Yes. And many many more were permanently disabled. Heck of a "life." 🤢

Margret Kuarell

@Eve dying is a very natural thing too, they should know that

Old Tall Guy

@Eve
There is a reason families had a ton of kids because so many died. My maternal grandfather was the only one of 6 kids who survived long enough to have kids.

swachter

@Eve “Well, I don’t know anyone who’s died of measles.”

“Yes, because they, you know, died.”

Schafstelze

@Eve "we were much more healthy without modern medicine"
Well, yeah, you were either very healthy or very dead

CodieneC 🏴󠁣󠁡󠁳󠁫󠁿

@Dingsextrem @Eve ...and just how many families cared for 'invalid' children or relatives.

Claire

med-mastodon.com/@jeneralist/1

This graphic shows clearly how childhood mortality has changed, due to improved sanitation and vaccines.

Hugs4friends ♾🇺🇦 🇵🇸😷

@Eve Before pasteurisation, an untold number of people died of consumption - the old name for mycobacterium tuberculosis...or bovine TB.
The reason for large families was because children often didn't survive infancy.
I praise those who worked tirelessly to create vaccines.
I have nothing but contempt for mindless antivaxxers.

wendinoakland holiday edition

@Tooden @Eve My mom had TB, 1960s NYC. Pollution, she smoked, and contagions. She was sent to hospital to recuperate, I was shipped off to family for six months.
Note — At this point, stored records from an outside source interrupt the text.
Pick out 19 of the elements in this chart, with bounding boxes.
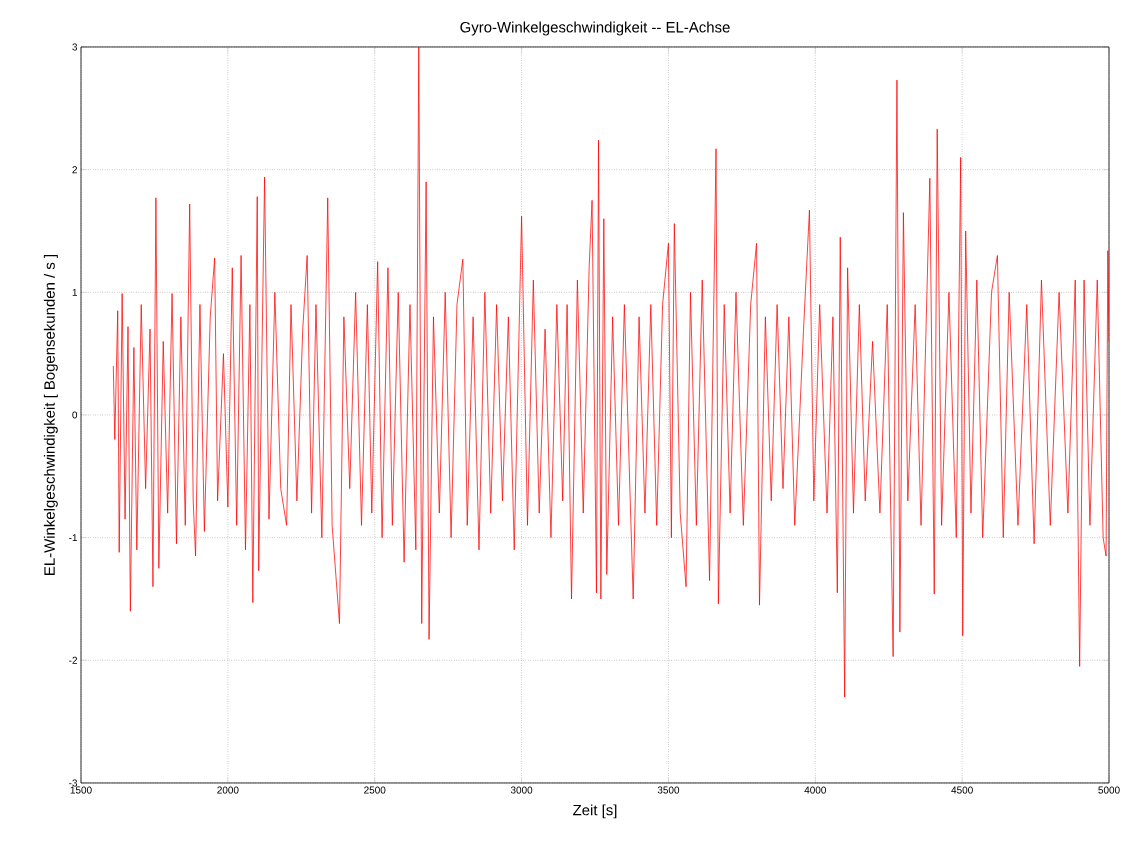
y-tick-label: -3 <box>69 779 78 787</box>
x-axis-title: Zeit [s] <box>573 804 617 819</box>
x-tick-label: 4500 <box>951 786 973 794</box>
x-tick-label: 3500 <box>657 786 680 794</box>
x-tick-label: 4000 <box>804 786 826 794</box>
x-tick-label: 2500 <box>364 786 386 794</box>
x-tick-label: 2000 <box>217 786 239 794</box>
chart-title: Gyro-Winkelgeschwindigkeit -- EL-Achse <box>460 21 730 36</box>
y-tick-label: 1 <box>72 288 78 296</box>
x-tick-label: 1500 <box>70 786 92 794</box>
x-tick-label: 5000 <box>1098 786 1120 794</box>
x-tick-label: 3000 <box>510 786 533 794</box>
y-tick-label: -2 <box>69 656 77 664</box>
y-tick-label: -1 <box>69 534 78 542</box>
y-axis-title: EL-Winkelgeschwindigkeit [ Bogensekunden / s ] <box>43 254 58 575</box>
line-series <box>112 46 1110 698</box>
y-tick-label: 0 <box>72 411 78 419</box>
y-tick-label: 2 <box>72 166 77 174</box>
y-tick-label: 3 <box>72 43 78 51</box>
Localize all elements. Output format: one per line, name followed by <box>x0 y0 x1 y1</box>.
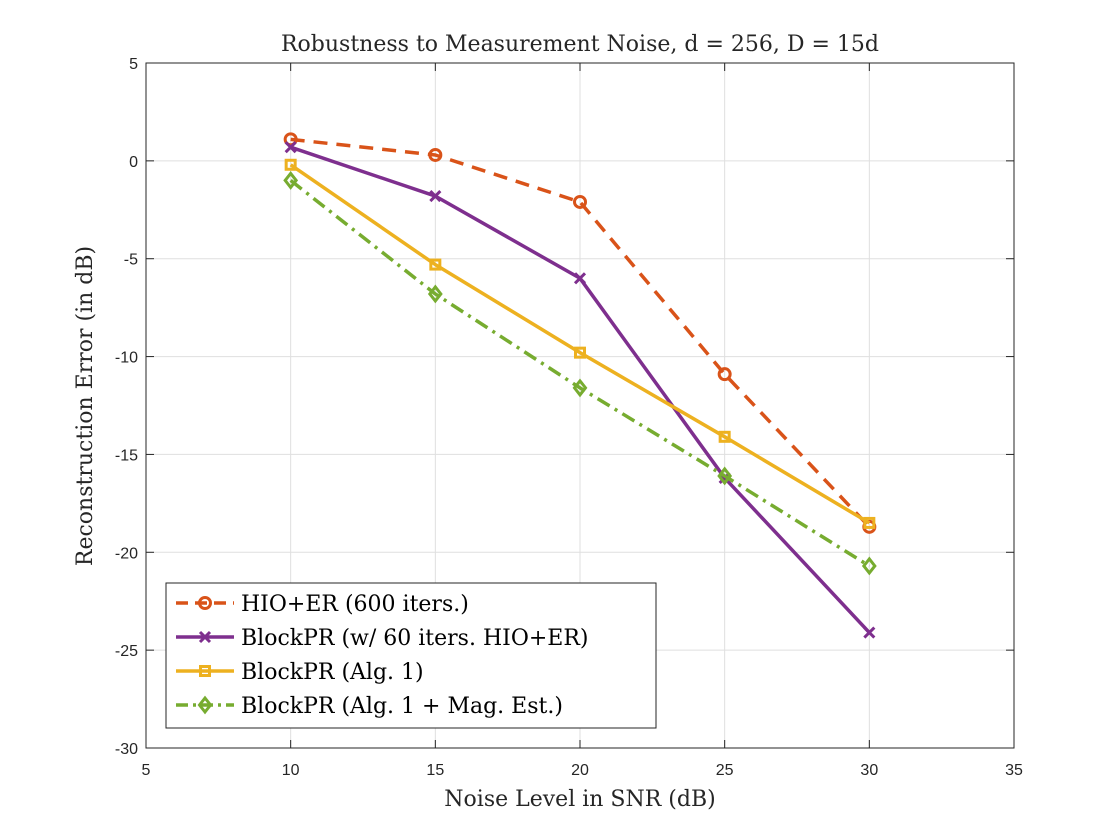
y-tick-label: -10 <box>115 350 138 367</box>
legend-entry: HIO+ER (600 iters.) <box>176 592 469 617</box>
y-tick-label: 0 <box>129 154 138 171</box>
y-tick-label: -15 <box>115 447 138 464</box>
data-point <box>863 626 876 639</box>
x-tick-label: 10 <box>282 762 300 779</box>
data-point <box>284 158 297 171</box>
y-tick-label: -25 <box>115 643 138 660</box>
data-point <box>428 147 443 162</box>
y-axis-title: Reconstruction Error (in dB) <box>73 246 98 566</box>
series-line <box>290 137 871 529</box>
y-tick-label: -20 <box>115 545 138 562</box>
legend-marker <box>197 695 213 715</box>
legend-marker <box>198 596 212 610</box>
x-tick-label: 35 <box>1005 762 1023 779</box>
y-tick-label: 5 <box>129 56 138 73</box>
data-point <box>861 556 877 576</box>
chart-title: Robustness to Measurement Noise, d = 256… <box>281 32 879 57</box>
x-tick-label: 5 <box>142 762 151 779</box>
data-point <box>283 132 298 147</box>
data-point <box>573 272 587 285</box>
data-point <box>429 190 442 203</box>
data-point <box>718 430 731 443</box>
x-tick-label: 15 <box>426 762 444 779</box>
legend-label: BlockPR (w/ 60 iters. HIO+ER) <box>241 626 589 651</box>
x-tick-label: 30 <box>860 762 878 779</box>
series-blockpr-w-60-iters-hio-er <box>284 141 876 639</box>
data-point <box>574 346 586 359</box>
data-point <box>572 378 588 398</box>
x-axis-title: Noise Level in SNR (dB) <box>444 787 715 812</box>
legend-entry: BlockPR (Alg. 1) <box>176 660 424 685</box>
series-blockpr-alg-1-mag-est <box>283 171 877 576</box>
legend-marker <box>198 630 212 644</box>
x-tick-label: 20 <box>571 762 589 779</box>
legend-entry: BlockPR (Alg. 1 + Mag. Est.) <box>176 694 563 719</box>
legend-marker <box>199 665 211 677</box>
series-blockpr-alg-1 <box>284 158 876 529</box>
y-tick-label: -30 <box>115 741 138 758</box>
legend-label: BlockPR (Alg. 1 + Mag. Est.) <box>241 694 563 719</box>
data-point <box>863 516 876 529</box>
x-tick-label: 25 <box>716 762 734 779</box>
data-point <box>717 367 732 382</box>
series-line <box>289 179 871 568</box>
y-tick-label: -5 <box>124 252 138 269</box>
legend-label: BlockPR (Alg. 1) <box>241 660 424 685</box>
series-line <box>289 163 871 525</box>
legend-entry: BlockPR (w/ 60 iters. HIO+ER) <box>176 626 589 651</box>
legend-label: HIO+ER (600 iters.) <box>241 592 469 617</box>
axis-ticks: 5 10 15 20 25 30 35 5 0 -5 -10 -15 -20 -25 -30 <box>115 56 1023 779</box>
data-point <box>717 466 733 486</box>
data-point <box>429 258 442 271</box>
series-lines <box>283 132 877 639</box>
legend-box <box>165 582 657 729</box>
data-point <box>573 194 587 209</box>
data-point <box>283 171 299 190</box>
legend: HIO+ER (600 iters.) BlockPR (w/ 60 iters.… <box>165 582 657 729</box>
data-point <box>427 284 443 304</box>
data-point <box>284 141 297 154</box>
wendinoakland holiday edition

@Eve They became horribly ill beforehand, and infected other people, too. Then they died.

Mel

@Eve it’s the difference between survival of the species and survival of the individual. Personally, I’m rather fond of my own children, so I’ll do what protects them.

Professor_Stevens

@Eve

Antibiotics and vaccines ARE natural. They are made by human beings, who are as natural as any other living things. The challenge for us as thinking creatures is in how to live harmoniously with the rest of nature, not how to live as though we were not here at all.

Eric Lawton

@Eve

Several of my friends got to live in a tube until they died. Sometimes for years.
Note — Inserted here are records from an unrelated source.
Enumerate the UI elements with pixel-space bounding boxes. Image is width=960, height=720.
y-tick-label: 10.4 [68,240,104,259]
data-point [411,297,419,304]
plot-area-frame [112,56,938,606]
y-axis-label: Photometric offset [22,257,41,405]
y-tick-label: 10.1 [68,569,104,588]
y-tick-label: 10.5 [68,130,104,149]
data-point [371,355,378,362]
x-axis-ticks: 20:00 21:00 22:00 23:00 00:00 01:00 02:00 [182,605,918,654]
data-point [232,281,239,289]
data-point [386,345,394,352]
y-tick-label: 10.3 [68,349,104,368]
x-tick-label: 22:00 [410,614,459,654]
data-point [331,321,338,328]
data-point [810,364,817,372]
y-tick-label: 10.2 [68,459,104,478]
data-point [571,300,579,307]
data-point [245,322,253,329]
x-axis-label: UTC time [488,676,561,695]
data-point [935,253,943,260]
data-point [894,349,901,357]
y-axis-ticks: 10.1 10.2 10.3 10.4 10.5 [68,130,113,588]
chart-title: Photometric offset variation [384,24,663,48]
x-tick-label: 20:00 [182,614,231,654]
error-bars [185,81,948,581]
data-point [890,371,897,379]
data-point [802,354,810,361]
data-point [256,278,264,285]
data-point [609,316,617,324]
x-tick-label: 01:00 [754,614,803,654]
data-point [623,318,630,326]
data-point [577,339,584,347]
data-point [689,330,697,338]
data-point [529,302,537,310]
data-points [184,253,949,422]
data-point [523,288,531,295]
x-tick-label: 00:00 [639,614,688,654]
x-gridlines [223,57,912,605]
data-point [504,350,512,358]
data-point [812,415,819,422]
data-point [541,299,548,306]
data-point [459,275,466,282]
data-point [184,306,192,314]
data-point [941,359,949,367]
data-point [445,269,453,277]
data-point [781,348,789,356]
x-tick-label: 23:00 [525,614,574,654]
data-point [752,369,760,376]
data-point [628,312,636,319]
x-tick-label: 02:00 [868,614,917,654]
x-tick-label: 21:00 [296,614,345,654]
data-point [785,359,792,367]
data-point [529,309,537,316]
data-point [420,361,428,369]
Some details in the alt text.

@Szescstopni

Child in an 'iron lung': a steel cylinder, enclosing all but their head, with a few ports to allow access to healthcare workers.

The child looks straight up but has an angled mirror to let them look to left and right.
bjb :devuannew: :emacs:

@Eve
That "life expectancy" statistic that went up over the last couple of hundred years? That is from people taking their doctors' advice. Including the advice to get vaccinated.
The lower life expectancy from before is due to, you know, people dying younger.
Relevance of vaccination. And statistics.

Григорий Клюшников

Nature by itself doesn't deserve any respect. The reason we care about the environment is because we need it to sustain our own life, not because "the nature is good" somehow. The nature itself just happens, it doesn't give a shit about things like climate change or pandemics. So it follows, then, that the only aspects of nature that make sense to be respected are the ones that help us, humans, live better.